Ricardo José de
Azevedo Marinho[1]
Gauld, Tom. A vingança das
bibliotecas. Tradução de Érico Assis. São Paulo: Todavia, 2024. 96
págs.
Em A vingança das bibliotecas, Tom Gauld, conhecido por
sua capacidade de fundir sagacidade literária com simplicidade visual, nos
convida a refletir sobre o poder das histórias em quadrinhos enquanto nos
mergulha com humor na celebração da paixão pela leitura de uma forma única e
memorável. Uma coleção de tiras onde as bibliotecas, leitoras, leitores,
escritoras, escritores, editoras, editores, críticas, críticos, livreiras,
livreiros, bibliotecários, bibliotecárias são transformados em palcos para
risos e inteligência.
Importa saber que as tiras que compõem esta obra foram
originalmente publicadas para o grande jornal The Guardian, sendo
posteriormente compiladas num único volume pela Drawn and Quarterly para
as norte-americanas e norte-americanos em outubro de 2022. Esta edição recebeu
os aplausos da crítica e do público, a ponto de ganhar o Prêmio Eisner na
categoria de "Melhor Publicação de Humor" na edição de 2023. Para
nossa alegria, a Todavia decidiu apostar na sua publicação para as brasileiras
e brasileiras num exercício de grande talento editorial.

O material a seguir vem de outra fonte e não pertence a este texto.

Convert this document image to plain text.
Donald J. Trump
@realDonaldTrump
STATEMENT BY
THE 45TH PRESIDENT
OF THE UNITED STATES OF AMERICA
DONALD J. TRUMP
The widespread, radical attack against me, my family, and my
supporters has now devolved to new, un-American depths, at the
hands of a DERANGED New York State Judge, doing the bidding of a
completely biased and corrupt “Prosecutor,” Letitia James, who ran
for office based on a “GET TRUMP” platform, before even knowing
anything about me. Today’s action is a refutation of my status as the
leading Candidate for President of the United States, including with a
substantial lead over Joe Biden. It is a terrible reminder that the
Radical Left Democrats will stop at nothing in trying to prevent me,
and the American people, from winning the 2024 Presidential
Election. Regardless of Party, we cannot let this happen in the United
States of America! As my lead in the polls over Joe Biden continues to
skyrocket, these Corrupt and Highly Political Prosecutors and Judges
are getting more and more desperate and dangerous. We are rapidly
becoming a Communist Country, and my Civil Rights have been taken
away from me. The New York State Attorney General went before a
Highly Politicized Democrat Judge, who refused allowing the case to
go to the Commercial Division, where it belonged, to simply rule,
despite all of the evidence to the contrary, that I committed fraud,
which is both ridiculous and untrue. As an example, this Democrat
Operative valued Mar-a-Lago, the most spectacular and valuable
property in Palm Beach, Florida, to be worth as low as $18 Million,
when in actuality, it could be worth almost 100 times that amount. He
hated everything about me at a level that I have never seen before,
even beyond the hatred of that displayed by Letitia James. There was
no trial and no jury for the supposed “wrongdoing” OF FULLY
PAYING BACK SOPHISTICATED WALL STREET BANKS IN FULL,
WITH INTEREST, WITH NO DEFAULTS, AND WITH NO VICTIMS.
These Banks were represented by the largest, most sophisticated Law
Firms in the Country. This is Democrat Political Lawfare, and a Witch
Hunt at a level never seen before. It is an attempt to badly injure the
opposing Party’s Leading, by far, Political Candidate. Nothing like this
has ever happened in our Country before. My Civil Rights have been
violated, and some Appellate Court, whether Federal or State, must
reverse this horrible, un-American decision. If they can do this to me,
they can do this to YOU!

Primeiro, vamos falar um pouco sobre o autor. Nascido em 1976 em
Aberdeen, Escócia, Tom Gauld deixou uma marca distinta no mundo dos quadrinhos
com sua abordagem única e inteligência afiada. Durante sua formação, Gauld
mergulhou no mundo das artes gráficas, formando-se em Ilustração na Duncan
University of Jordanstone em Dundee. Desde então, conquistou a cena cômica com
obras que combinam humor sutil e observações interessantes.
O estilo de Gauld, caracterizado por traços limpos e personagens
minimalistas, encontrou um lar nas páginas de publicações como The Guardian,
The New Yorker e The New York Times. Sua capacidade de destilar
ideias complexas em vinhetas aparentemente simples lhe rendeu o status de
mestre da comunicação visual para muitos leitores.
Além de suas colaborações com jornais e revistas importantes,
Gauld publicou vários livros, consolidando seu status como um criador ativo.
Entre suas obras mais notáveis estão Golias (2019), Guarda Lunar (2021)
e, claro, A
vingança das bibliotecas, onde
demonstra seu amor pela literatura e sua capacidade de misturar o cômico com o
reflexivo.
Em A vingança das bibliotecas encontraremos uma coleção
de histórias em quadrinhos que gira em torno das experiências compartilhadas em
torno da leitura e da criação da escrita. Estamos, portanto, e em primeiro
lugar, diante de uma obra dirigida de forma muito específica a um público formado.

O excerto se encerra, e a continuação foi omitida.